Over the last months, Bitcoin has been crashing. The cryptocurrency is dropping sharply in value and the non-expert investors wonder why it is falling drastically in such a short time period.
Many factors can influence the price of Bitcoin. Cryptocurrencies are highly volatile and this implicates uncertainty for investment decisions when the market is having a hard time. For Bitcoin, there is a domino effect. The Russia-Ukraine war has been causing an energy crisis throughout Europe, where countries like Germany depend on the Russian gas to live, especially in winter. With the ongoing war, the countries of European Union understand that they can no longer depend on Russia and they must search for alternative energy sources to supply the continent’s energy demand, what increases power generation costs and, consequently, reduces the resources of these countries for investments in other areas.
In addition, the war has caused a shortage in global production chains, since Ukraine is one of the most important grain producers on the planet; and we should also remember that the world has just gone through a pandemic that has not yet been fully controlled and has impacted both the supply and demand of the whole market. This scenario has caused record inflation in the United States, the highest since 1981, and caused Federal Reserve (Fed), the U.S. Central Bank, to announce an increase in interest rate in an attempt to curb inflation.
The last factor we can highlight is that Argentina has banned its banks from offering any crypto-related services and this sets a precedent for other countries to do the same, thus decreasing the asset value substantially.
But what all of this has to do with Bitcoin decline?
Actually it is quite simple: in times of uncertainty, the market is driven by safer investments, such as the U.S. Treasury.

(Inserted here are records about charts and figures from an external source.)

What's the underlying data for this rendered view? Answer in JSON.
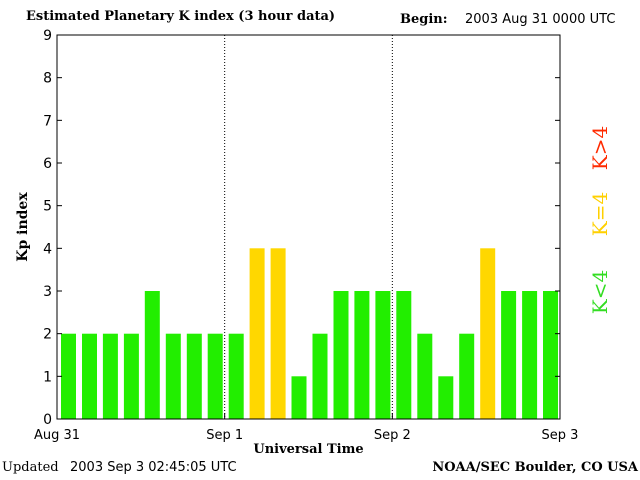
{
  "header": {
    "title": "Estimated Planetary K index (3 hour data)",
    "begin_label": "Begin:",
    "begin_value": "2003 Aug 31 0000 UTC"
  },
  "footer": {
    "updated_label": "Updated",
    "updated_value": "2003 Sep  3 02:45:05 UTC",
    "credit": "NOAA/SEC Boulder, CO USA"
  },
  "legend": {
    "low": "K<4",
    "equal": "K=4",
    "high": "K>4"
  },
  "colors": {
    "low": "#22ee00",
    "equal": "#ffd700",
    "high": "#ff2a00"
  },
  "chart_data": {
    "type": "bar",
    "title": "Estimated Planetary K index (3 hour data)",
    "xlabel": "Universal Time",
    "ylabel": "Kp index",
    "ylim": [
      0,
      9
    ],
    "yticks": [
      0,
      1,
      2,
      3,
      4,
      5,
      6,
      7,
      8,
      9
    ],
    "xtick_labels": [
      "Aug 31",
      "Sep 1",
      "Sep 2",
      "Sep 3"
    ],
    "categories": [
      "Aug 31 00",
      "Aug 31 03",
      "Aug 31 06",
      "Aug 31 09",
      "Aug 31 12",
      "Aug 31 15",
      "Aug 31 18",
      "Aug 31 21",
      "Sep 1 00",
      "Sep 1 03",
      "Sep 1 06",
      "Sep 1 09",
      "Sep 1 12",
      "Sep 1 15",
      "Sep 1 18",
      "Sep 1 21",
      "Sep 2 00",
      "Sep 2 03",
      "Sep 2 06",
      "Sep 2 09",
      "Sep 2 12",
      "Sep 2 15",
      "Sep 2 18",
      "Sep 2 21"
    ],
    "values": [
      2,
      2,
      2,
      2,
      3,
      2,
      2,
      2,
      2,
      4,
      4,
      1,
      2,
      3,
      3,
      3,
      3,
      2,
      1,
      2,
      4,
      3,
      3,
      3
    ],
    "day_dividers": [
      "Sep 1",
      "Sep 2"
    ],
    "grid": false
  }
}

These investments are more predictable and less volatile, what allows for a better planning by the investors.
If you are considering buying Bitcoins now as an advantage of currency devaluation, be aware that the scenario is not expected to change over the next months, since no one can predict when the Russia-Ukraine war will end or when the supply chains will normalize. The energy crisis is far from ending in Europe and even Euro, a solid currency, is declining. Therefore, Bitcoin might continue to fall.
The ideal for now is to continue to monitor the market fluctuations and in case you invest in cryptos, do it gradually and be prepared for further drops that may occur before the asset increases in value again.